Lawful wedded wife (?)

Benneth and I sat around on the Yambio airstrip awaiting my bush plane back to Juba. The runway is of marram (red earth), which adds an element of excitement to any landing.

It would be fascinating, and time-consuming, to construct South Sudanese family trees. Multiple wives are common, as is divorce, although the term divorce I think is also used for a relationship split (a reason given was 'if they are disorganising or misunderstanding you'). Child production starts young and you'd be hard pressed to find a country with a higher average number of children born per woman.

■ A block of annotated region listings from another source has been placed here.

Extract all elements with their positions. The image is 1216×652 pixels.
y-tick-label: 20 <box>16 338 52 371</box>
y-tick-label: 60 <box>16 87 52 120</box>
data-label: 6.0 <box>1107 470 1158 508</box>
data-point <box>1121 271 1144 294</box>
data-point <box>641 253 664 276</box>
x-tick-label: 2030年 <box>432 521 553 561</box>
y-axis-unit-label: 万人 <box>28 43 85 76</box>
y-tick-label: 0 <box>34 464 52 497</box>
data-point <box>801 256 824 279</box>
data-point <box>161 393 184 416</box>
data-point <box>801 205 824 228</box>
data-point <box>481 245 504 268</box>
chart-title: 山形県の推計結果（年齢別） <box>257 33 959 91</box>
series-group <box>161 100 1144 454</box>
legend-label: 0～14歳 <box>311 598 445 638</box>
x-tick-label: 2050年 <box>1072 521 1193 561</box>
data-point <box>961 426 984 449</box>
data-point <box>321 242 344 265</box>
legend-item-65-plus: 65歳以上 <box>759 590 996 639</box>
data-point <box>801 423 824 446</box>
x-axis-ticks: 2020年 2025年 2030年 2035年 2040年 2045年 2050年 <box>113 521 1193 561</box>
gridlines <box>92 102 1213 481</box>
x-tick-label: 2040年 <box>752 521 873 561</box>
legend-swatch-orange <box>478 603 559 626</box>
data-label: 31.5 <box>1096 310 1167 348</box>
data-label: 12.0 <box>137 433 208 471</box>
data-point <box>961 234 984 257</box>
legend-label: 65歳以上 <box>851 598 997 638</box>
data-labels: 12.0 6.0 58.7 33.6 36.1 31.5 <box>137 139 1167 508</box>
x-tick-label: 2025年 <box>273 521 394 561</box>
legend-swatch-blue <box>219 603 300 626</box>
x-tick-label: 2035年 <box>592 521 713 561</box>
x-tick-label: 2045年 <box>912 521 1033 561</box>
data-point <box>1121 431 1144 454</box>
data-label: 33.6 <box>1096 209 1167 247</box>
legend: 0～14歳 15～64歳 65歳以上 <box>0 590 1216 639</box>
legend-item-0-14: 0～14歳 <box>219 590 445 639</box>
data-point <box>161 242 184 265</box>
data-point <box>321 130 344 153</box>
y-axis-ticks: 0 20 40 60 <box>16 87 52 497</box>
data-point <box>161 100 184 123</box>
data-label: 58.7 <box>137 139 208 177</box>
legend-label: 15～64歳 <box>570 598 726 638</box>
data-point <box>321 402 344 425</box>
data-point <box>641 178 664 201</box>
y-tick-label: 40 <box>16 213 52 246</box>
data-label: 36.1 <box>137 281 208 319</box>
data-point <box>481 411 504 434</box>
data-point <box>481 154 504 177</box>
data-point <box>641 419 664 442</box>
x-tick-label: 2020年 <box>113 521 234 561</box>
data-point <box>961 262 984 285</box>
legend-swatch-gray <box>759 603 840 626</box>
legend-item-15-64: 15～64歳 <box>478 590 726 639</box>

Benneth has four surviving children, two boys and two girls, born between 1995 and 2006. He has variously told us that he himself was born in 1970, 1971, and that he is 30 years old. We are aware that mathematics/numbers/dates are not his forte.

It doesn't sound like he's had polygamous marriages but he calls his current wife his third. In the UK I think some 'wives' here would be termed common-law partners. When you live with someone and start paying the dowry to her family, which can take years, you forego a refund on it if you split after having children. If no children are produced and you decide to split, it's accepted that the dowry should be repaid to the man. If this isn't a system that perpetuates the view of women as mere babymakers, I don't know what is.

It took Benneth a while to remember the name of his first wife who was the mother of his two oldest, and who died in 1998 while they were refugees in Uganda. Benneth has also spent time as a refugee in Congo during another long period of instability.

His second wife, the mother of his two daughters, lives in his hometown of Maridi closer to the capital, and they divorced because of 'misunderstandings'. Women are also allowed to push for divorce. One of the daughters is with him in Yambio and she herself has a daughter called Winnie, born in 2010.

His oldest son who quit school to trade sugar in the market has two children with a Congolese woman. One of the children was born in late 2016 and I couldn't figure out whether Benneth couldn't remember the name of his latest grandchild, or it hadn't been given one yet. The son and the Congolese mother have very recently 'divorced' with her going back to Congo. I am told the children will visit.

His current wife of 12 years, Margaret, who he talks fondly of, is unable to have children.

On the surface there is very little to compare of the institutions of family life and marriage between the UK and South Sudan. Yet because human nature is essentially the same the world over, if social systems in the UK made flexible 'marriages' and multiple partners more acceptable, and poverty forced larger groups of family members to live together, I think we'd end up with similar setups to Benneth's.